Right now, for my high-alloy/hardness steels like S90V, ZDP, etc. I use my KME and have that covered. But I don't use those steels too often and have transitioned primarily to "lower" stuff.

For those steels, and my bench-sized stuff in general, I don't have a diamond/CBN set up. So I'm just pondering ideas and approaches and considering some fun with experimentation more than any type of performance gain. If I'm going to drop say $25, do I want to go with sprays/emulsions, or with some films? That's more or less what's going on in my brain.
 
I hear ya! I use 1 micron cbn on leather when I want a really wicked edge. I also have .25 micron diamond. But that is left over when I used to use on razors.
 
Was able to grab a small remnant of 0.5um diamond film. About 10"x2" I guess. This stuff is not PAS but rather has an adhesive backing. Stuck it to a piece of thicker, hard plastic and made things work and wow! Ran my Dexter Russell vegetable clever over it a few times and the results were immediately apparent.

This isn't even pristine stuff and had been exposed to general room environment but is really impressive. Have to be careful free-handing or you create a micro (or morseo) bevel in no time. The edge is very crisp. I feel like this is much different than 1um on a leather strop (the lowest grit I can compare to).

I can't source the stuff I played with, anyone have a decent source for diamond lapping film/sheets that doesn't break the bank? HeavyHanded HeavyHanded ? @Obsessed with Edges ? D Diemaker ? @FortyTwoBlades ?
 
Was able to grab a small remnant of 0.5um diamond film. About 10"x2" I guess. This stuff is not PAS but rather has an adhesive backing. Stuck it to a piece of thicker, hard plastic and made things work and wow! Ran my Dexter Russell vegetable clever over it a few times and the results were immediately apparent.

This isn't even pristine stuff and had been exposed to general room environment but is really impressive. Have to be careful free-handing or you create a micro (or morseo) bevel in no time. The edge is very crisp. I feel like this is much different than 1um on a leather strop (the lowest grit I can compare to).

I can't source the stuff I played with, anyone have a decent source for diamond lapping film/sheets that doesn't break the bank? HeavyHanded HeavyHanded ? @Obsessed with Edges ? D Diemaker ? @FortyTwoBlades ?
Outfit "fiber instrument sales" FIS has sheets for a good price, though their inventory can vary a bit.
 
I really like the 3M diamond films. The finer grits like 3, .5 and .1 micron do a nice job of polishing and getting the edge stupid sharp.

On my Edge Pro I've found that you can do edge trailing or leading, but they last a lot longer if you do edge trailing only. Edge leading they will get nicked to death in no time.

They also seem to work best dry. I've tried using them with soapy water or wd40, but dry seems to work best. Once they load up, WD40 and a microfiber cloth cleans them up nicely.
 
I use these from Amazon. They are extremely affordable and a much better buy than the pre-cut ones that already have adhesive on them.
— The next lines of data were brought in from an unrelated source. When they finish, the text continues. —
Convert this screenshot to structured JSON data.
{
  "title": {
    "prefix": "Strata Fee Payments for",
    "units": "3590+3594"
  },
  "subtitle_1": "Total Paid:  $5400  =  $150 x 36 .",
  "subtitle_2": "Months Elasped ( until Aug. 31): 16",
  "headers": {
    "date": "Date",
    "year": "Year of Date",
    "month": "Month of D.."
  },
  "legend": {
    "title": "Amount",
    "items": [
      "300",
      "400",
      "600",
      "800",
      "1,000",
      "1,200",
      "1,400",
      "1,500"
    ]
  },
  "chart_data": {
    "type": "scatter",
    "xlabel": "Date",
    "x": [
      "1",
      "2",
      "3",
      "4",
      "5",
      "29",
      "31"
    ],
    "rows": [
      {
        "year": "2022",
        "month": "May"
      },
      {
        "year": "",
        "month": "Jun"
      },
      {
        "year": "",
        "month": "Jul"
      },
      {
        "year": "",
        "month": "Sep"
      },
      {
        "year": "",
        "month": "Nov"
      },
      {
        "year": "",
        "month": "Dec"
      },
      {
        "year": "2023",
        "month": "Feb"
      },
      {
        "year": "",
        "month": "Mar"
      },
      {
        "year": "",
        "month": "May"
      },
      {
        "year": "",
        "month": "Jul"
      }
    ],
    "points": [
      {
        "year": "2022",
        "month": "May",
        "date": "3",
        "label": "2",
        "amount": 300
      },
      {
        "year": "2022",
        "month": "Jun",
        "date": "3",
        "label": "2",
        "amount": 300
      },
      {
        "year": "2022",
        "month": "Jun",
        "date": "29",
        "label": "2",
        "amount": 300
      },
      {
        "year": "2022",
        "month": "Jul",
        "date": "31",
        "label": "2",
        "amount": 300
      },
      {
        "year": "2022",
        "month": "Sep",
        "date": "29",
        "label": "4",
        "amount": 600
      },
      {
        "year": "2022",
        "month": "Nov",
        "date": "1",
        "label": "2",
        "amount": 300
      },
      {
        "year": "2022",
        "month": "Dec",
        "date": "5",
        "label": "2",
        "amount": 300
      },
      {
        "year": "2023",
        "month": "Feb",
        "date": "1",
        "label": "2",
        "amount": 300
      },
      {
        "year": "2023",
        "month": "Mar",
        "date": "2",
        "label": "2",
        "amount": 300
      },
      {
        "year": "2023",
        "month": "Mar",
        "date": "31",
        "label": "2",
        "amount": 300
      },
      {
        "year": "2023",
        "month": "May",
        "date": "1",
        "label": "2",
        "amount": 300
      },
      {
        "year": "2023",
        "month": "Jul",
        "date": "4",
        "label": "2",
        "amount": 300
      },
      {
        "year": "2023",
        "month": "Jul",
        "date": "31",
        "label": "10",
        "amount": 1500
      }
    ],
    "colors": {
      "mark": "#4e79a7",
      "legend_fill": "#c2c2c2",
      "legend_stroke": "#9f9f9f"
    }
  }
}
This is my tried-and-true process:
  1. Buy yourself some glass blanks and a can of spray adhesive from 3M.
  2. Spray a light coating of adhesive on a blank.
  3. Put the now sticky blank on the grit sheet of your choice, sticky side of the blank touching the shiny side of the sheet.
  4. Carefully cut around the blank.
You'll get many pieces out of each 8.5x11 sheet of lapping paper. Once you find what you like, you can invest in exactly the right ones from you, like this or this. These lapping papers seem to "only" come as fine as 60,000 grit (.3 micron), so if you want 100,000 grit or 200,00 grit, you'll need a strop and some diamond paste.

Edit: I use a KME, so that's why I'm talking about glass blanks and how you'll get so many pieces out of each sheet of lapping paper. I have no experience using lapping papers in free-hand sharpening.